Die mit "Betriebsunfälle" gekennzeichnete Vorspann - zunächst in der Papierzeitung - sollte in diesem Zusammenhang eine Art Entschudigung sein. "Unbequeme Nachrichten" und "kumm erus" waren "Mitmachzeitungen", offene Foren. Wir als politische Initiative gaben sie heraus, um Menschen eine Stimme zu geben, die ansonsten meist übersehen werden, sich nicht öffentlich äußern. Da es aber bei einer gedruckten Zeitung nicht unmittelbar so möglich ist, sich als Autor/in zu äußern wie im Internet, es also in unserer Verantwortung lag, dass nichts uns vertrauensvoll Zugeschicktes "unter den Tisch fiel", hatten wir sehr ungute Gefühle, dass besagter Text mehr als 2 Monate verschleppt worden war. Dies sowohl in Hinsicht auf den Autor als auf die Leser/innen.
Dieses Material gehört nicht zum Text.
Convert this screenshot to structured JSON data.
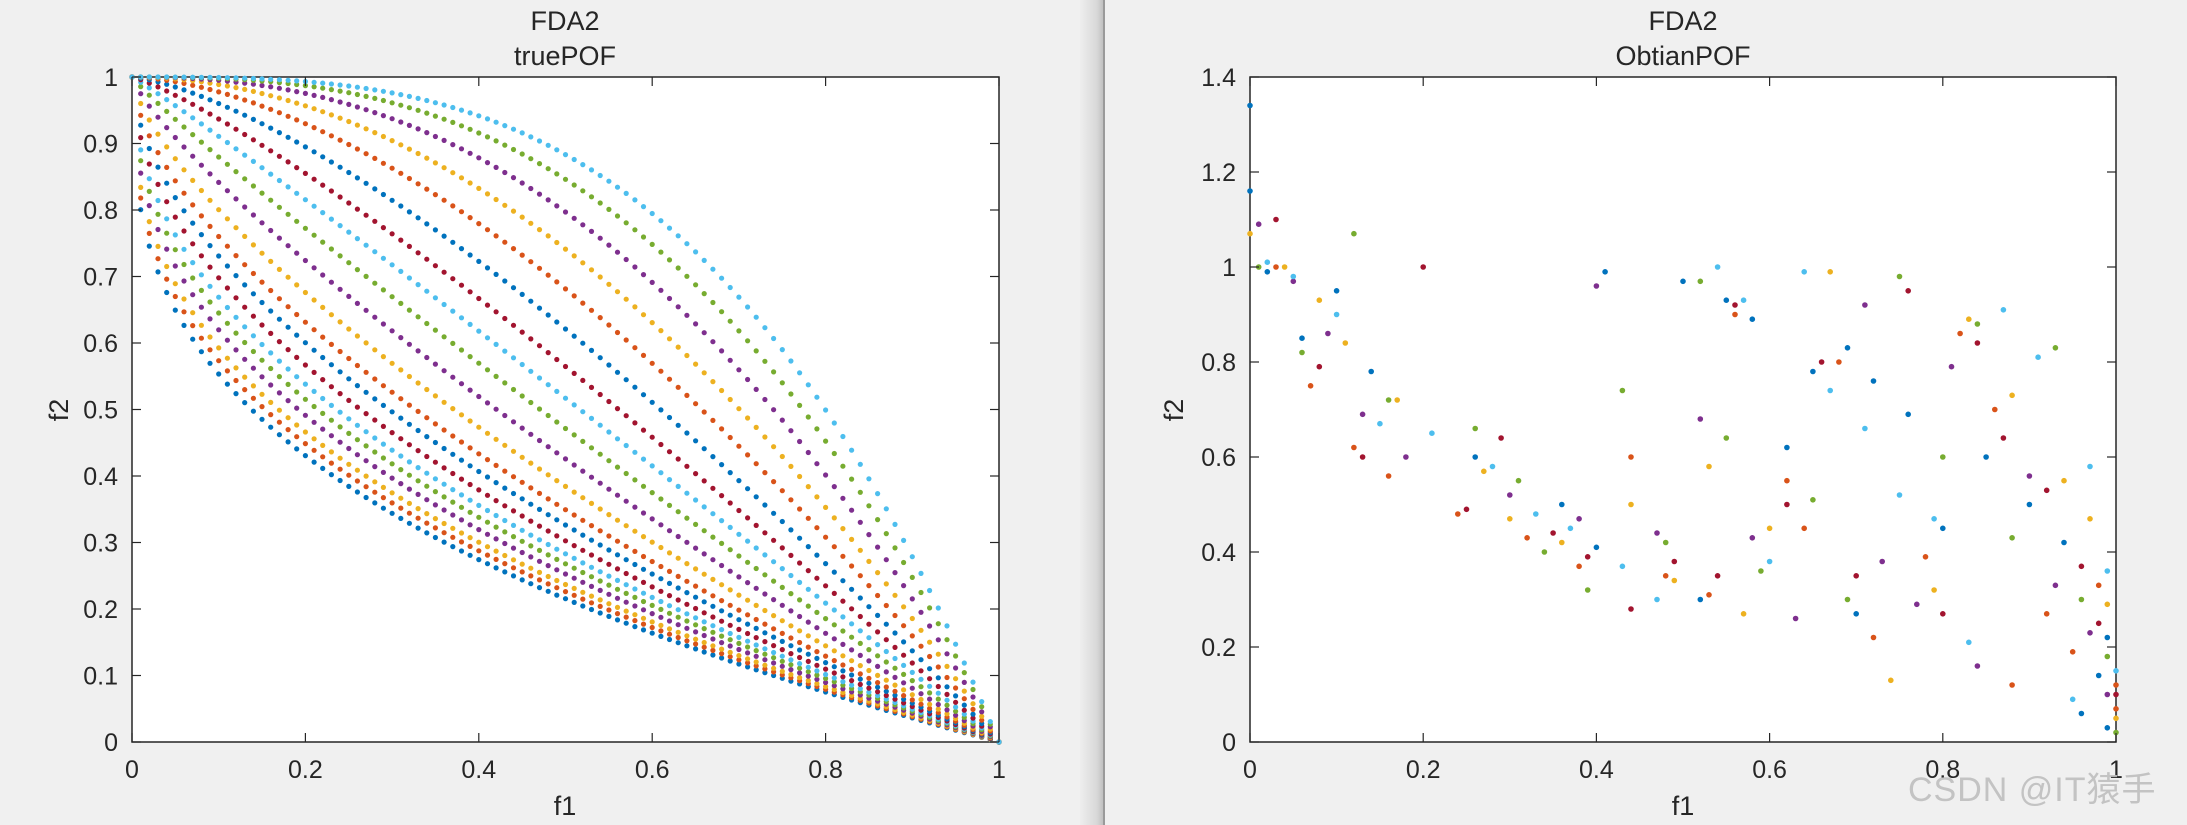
{
  "watermark": "CSDN @IT猿手",
  "colors": [
    "#0072BD",
    "#D95319",
    "#EDB120",
    "#7E2F8E",
    "#77AC30",
    "#4DBEEE",
    "#A2142F"
  ],
  "chart_data": [
    {
      "type": "scatter",
      "title": "FDA2",
      "subtitle": "truePOF",
      "xlabel": "f1",
      "ylabel": "f2",
      "xlim": [
        0,
        1
      ],
      "ylim": [
        0,
        1
      ],
      "xticks": [
        0,
        0.2,
        0.4,
        0.6,
        0.8,
        1
      ],
      "yticks": [
        0,
        0.1,
        0.2,
        0.3,
        0.4,
        0.5,
        0.6,
        0.7,
        0.8,
        0.9,
        1
      ],
      "xtick_labels": [
        "0",
        "0.2",
        "0.4",
        "0.6",
        "0.8",
        "1"
      ],
      "ytick_labels": [
        "0",
        "0.1",
        "0.2",
        "0.3",
        "0.4",
        "0.5",
        "0.6",
        "0.7",
        "0.8",
        "0.9",
        "1"
      ],
      "grid": false,
      "curve_model": "f2 = 1 - f1^H",
      "H_values": [
        0.35,
        0.37,
        0.39,
        0.42,
        0.45,
        0.48,
        0.52,
        0.57,
        0.62,
        0.7,
        0.8,
        0.92,
        1.05,
        1.2,
        1.4,
        1.65,
        1.95,
        2.3,
        2.7,
        3.1
      ],
      "points_per_curve": 101
    },
    {
      "type": "scatter",
      "title": "FDA2",
      "subtitle": "ObtianPOF",
      "xlabel": "f1",
      "ylabel": "f2",
      "xlim": [
        0,
        1
      ],
      "ylim": [
        0,
        1.4
      ],
      "xticks": [
        0,
        0.2,
        0.4,
        0.6,
        0.8,
        1
      ],
      "yticks": [
        0,
        0.2,
        0.4,
        0.6,
        0.8,
        1,
        1.2,
        1.4
      ],
      "xtick_labels": [
        "0",
        "0.2",
        "0.4",
        "0.6",
        "0.8",
        "1"
      ],
      "ytick_labels": [
        "0",
        "0.2",
        "0.4",
        "0.6",
        "0.8",
        "1",
        "1.2",
        "1.4"
      ],
      "grid": false,
      "series": [
        {
          "color_index": 0,
          "points": [
            [
              0,
              1.34
            ],
            [
              0,
              1.16
            ],
            [
              0.02,
              0.99
            ],
            [
              0.06,
              0.85
            ],
            [
              0.1,
              0.95
            ],
            [
              0.14,
              0.78
            ],
            [
              0.26,
              0.6
            ],
            [
              0.36,
              0.5
            ],
            [
              0.4,
              0.41
            ],
            [
              0.41,
              0.99
            ],
            [
              0.5,
              0.97
            ],
            [
              0.52,
              0.3
            ],
            [
              0.55,
              0.93
            ],
            [
              0.58,
              0.89
            ],
            [
              0.62,
              0.62
            ],
            [
              0.65,
              0.78
            ],
            [
              0.69,
              0.83
            ],
            [
              0.7,
              0.27
            ],
            [
              0.72,
              0.76
            ],
            [
              0.76,
              0.69
            ],
            [
              0.8,
              0.45
            ],
            [
              0.85,
              0.6
            ],
            [
              0.9,
              0.5
            ],
            [
              0.94,
              0.42
            ],
            [
              0.96,
              0.06
            ],
            [
              0.98,
              0.14
            ],
            [
              0.99,
              0.22
            ],
            [
              0.99,
              0.03
            ]
          ]
        },
        {
          "color_index": 1,
          "points": [
            [
              0.03,
              1.0
            ],
            [
              0.07,
              0.75
            ],
            [
              0.12,
              0.62
            ],
            [
              0.16,
              0.56
            ],
            [
              0.24,
              0.48
            ],
            [
              0.32,
              0.43
            ],
            [
              0.38,
              0.37
            ],
            [
              0.44,
              0.6
            ],
            [
              0.48,
              0.35
            ],
            [
              0.53,
              0.31
            ],
            [
              0.56,
              0.9
            ],
            [
              0.62,
              0.55
            ],
            [
              0.64,
              0.45
            ],
            [
              0.68,
              0.8
            ],
            [
              0.72,
              0.22
            ],
            [
              0.78,
              0.39
            ],
            [
              0.82,
              0.86
            ],
            [
              0.86,
              0.7
            ],
            [
              0.88,
              0.12
            ],
            [
              0.92,
              0.27
            ],
            [
              0.95,
              0.19
            ],
            [
              0.98,
              0.33
            ],
            [
              1.0,
              0.07
            ],
            [
              1.0,
              0.12
            ]
          ]
        },
        {
          "color_index": 2,
          "points": [
            [
              0,
              1.07
            ],
            [
              0.04,
              1.0
            ],
            [
              0.08,
              0.93
            ],
            [
              0.11,
              0.84
            ],
            [
              0.17,
              0.72
            ],
            [
              0.27,
              0.57
            ],
            [
              0.3,
              0.47
            ],
            [
              0.36,
              0.42
            ],
            [
              0.44,
              0.5
            ],
            [
              0.49,
              0.34
            ],
            [
              0.53,
              0.58
            ],
            [
              0.57,
              0.27
            ],
            [
              0.6,
              0.45
            ],
            [
              0.67,
              0.99
            ],
            [
              0.74,
              0.13
            ],
            [
              0.79,
              0.32
            ],
            [
              0.83,
              0.89
            ],
            [
              0.88,
              0.73
            ],
            [
              0.94,
              0.55
            ],
            [
              0.97,
              0.47
            ],
            [
              0.99,
              0.29
            ],
            [
              1.0,
              0.05
            ]
          ]
        },
        {
          "color_index": 3,
          "points": [
            [
              0.01,
              1.09
            ],
            [
              0.05,
              0.97
            ],
            [
              0.09,
              0.86
            ],
            [
              0.13,
              0.69
            ],
            [
              0.18,
              0.6
            ],
            [
              0.3,
              0.52
            ],
            [
              0.38,
              0.47
            ],
            [
              0.4,
              0.96
            ],
            [
              0.47,
              0.44
            ],
            [
              0.52,
              0.68
            ],
            [
              0.58,
              0.43
            ],
            [
              0.63,
              0.26
            ],
            [
              0.71,
              0.92
            ],
            [
              0.73,
              0.38
            ],
            [
              0.77,
              0.29
            ],
            [
              0.81,
              0.79
            ],
            [
              0.84,
              0.16
            ],
            [
              0.9,
              0.56
            ],
            [
              0.93,
              0.33
            ],
            [
              0.97,
              0.23
            ],
            [
              0.99,
              0.1
            ]
          ]
        },
        {
          "color_index": 4,
          "points": [
            [
              0.01,
              1.0
            ],
            [
              0.06,
              0.82
            ],
            [
              0.12,
              1.07
            ],
            [
              0.16,
              0.72
            ],
            [
              0.26,
              0.66
            ],
            [
              0.31,
              0.55
            ],
            [
              0.34,
              0.4
            ],
            [
              0.39,
              0.32
            ],
            [
              0.43,
              0.74
            ],
            [
              0.48,
              0.42
            ],
            [
              0.52,
              0.97
            ],
            [
              0.55,
              0.64
            ],
            [
              0.59,
              0.36
            ],
            [
              0.65,
              0.51
            ],
            [
              0.69,
              0.3
            ],
            [
              0.75,
              0.98
            ],
            [
              0.8,
              0.6
            ],
            [
              0.84,
              0.88
            ],
            [
              0.88,
              0.43
            ],
            [
              0.93,
              0.83
            ],
            [
              0.96,
              0.3
            ],
            [
              0.99,
              0.18
            ],
            [
              1.0,
              0.02
            ]
          ]
        },
        {
          "color_index": 5,
          "points": [
            [
              0.02,
              1.01
            ],
            [
              0.05,
              0.98
            ],
            [
              0.1,
              0.9
            ],
            [
              0.15,
              0.67
            ],
            [
              0.21,
              0.65
            ],
            [
              0.28,
              0.58
            ],
            [
              0.33,
              0.48
            ],
            [
              0.37,
              0.45
            ],
            [
              0.43,
              0.37
            ],
            [
              0.47,
              0.3
            ],
            [
              0.54,
              1.0
            ],
            [
              0.57,
              0.93
            ],
            [
              0.6,
              0.38
            ],
            [
              0.64,
              0.99
            ],
            [
              0.67,
              0.74
            ],
            [
              0.71,
              0.66
            ],
            [
              0.75,
              0.52
            ],
            [
              0.79,
              0.47
            ],
            [
              0.83,
              0.21
            ],
            [
              0.87,
              0.91
            ],
            [
              0.91,
              0.81
            ],
            [
              0.95,
              0.09
            ],
            [
              0.97,
              0.58
            ],
            [
              0.99,
              0.36
            ],
            [
              1.0,
              0.15
            ]
          ]
        },
        {
          "color_index": 6,
          "points": [
            [
              0.03,
              1.1
            ],
            [
              0.08,
              0.79
            ],
            [
              0.13,
              0.6
            ],
            [
              0.2,
              1.0
            ],
            [
              0.25,
              0.49
            ],
            [
              0.29,
              0.64
            ],
            [
              0.35,
              0.44
            ],
            [
              0.39,
              0.39
            ],
            [
              0.44,
              0.28
            ],
            [
              0.49,
              0.38
            ],
            [
              0.54,
              0.35
            ],
            [
              0.56,
              0.92
            ],
            [
              0.62,
              0.5
            ],
            [
              0.66,
              0.8
            ],
            [
              0.7,
              0.35
            ],
            [
              0.76,
              0.95
            ],
            [
              0.8,
              0.27
            ],
            [
              0.84,
              0.84
            ],
            [
              0.87,
              0.64
            ],
            [
              0.92,
              0.53
            ],
            [
              0.96,
              0.37
            ],
            [
              0.98,
              0.25
            ],
            [
              1.0,
              0.1
            ]
          ]
        }
      ]
    }
  ]
}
Das Geschriebene hatte tagespolitische Aktualität verloren, sprach aber bleibende Mißstände an, obwohl diese wieder aus dem gesellschaftlichen Fokus gerückt waren...

Petra
aus der Gruppe
Autonomes Knastprojekt

akp-koeln hat gesagt…

Hier noch einmal gesondert der kritische Brief von P. Pricken:

DEMOKRATIE:
Wir müssen einfach schlucken?

Sehr geehrte Frau Merkel,
ich schreibe diesen Brief anlässlich eines Fernsehberichts, in dem Sie erklärt haben, den Europäischen Grundgesetzvertrag ohne wesentliche Änderungen einführen zu wollen. Ich möchte Sie hiermit daran erinnern, dass vor 2 Jahren in den Niederlanden und in Frankreich eine Volksbefragung stattfand. Das Ergebnis dieser Volksbefragung war eindeutig - und zwar in beiden Ländern. Die Mehrheit sprach sich gegen ein Europäisches Grundgesetz aus. (Anmerkung des Tippers.: Ich glaube die Mehrheit sprach sich eher gegen DIESES Europäische Grundgesetz aus).

Ich möchte Sie also fragen, wie Sie diese Tatsache und damit den Grundsatz der Demokratie mit Ihrem Vorhaben, das Gesetz trotzdem einführen zu wollen, in Einklang bringen wollen? Meiner Meinung nach bedeutet Demokratie, dass die gewählten Volksvertreter den Willen des Volkes ausführen sollten und nicht das Volk einfach zu schlucken hat, was die Volksvertretung sich einfallen lässt. Ich weiß, dass Deutschland unter dem Vorwand eine Demokratie zu sein ein verkappter Polizeistaat ist und meint, dem Rest des Europäischen Volkes vorschreiben zu können was sie zu tun haben.

Als Bürger der Niederlande weiß ich aber, dass in den Niederlanden die Demokratie noch funktioniert. Sollten Sie in Ihrem Vorhaben, den Europäischen Grundgesetzvertrag gegen den Willen der Bevölkerung einzuführen erfolgreich sein, so wird dies in der niederländischen Bevölkerung aus großen Widerstand stoßen, der, wie ich hoffe, bis zum zivilen Ungehorsam gehen wird.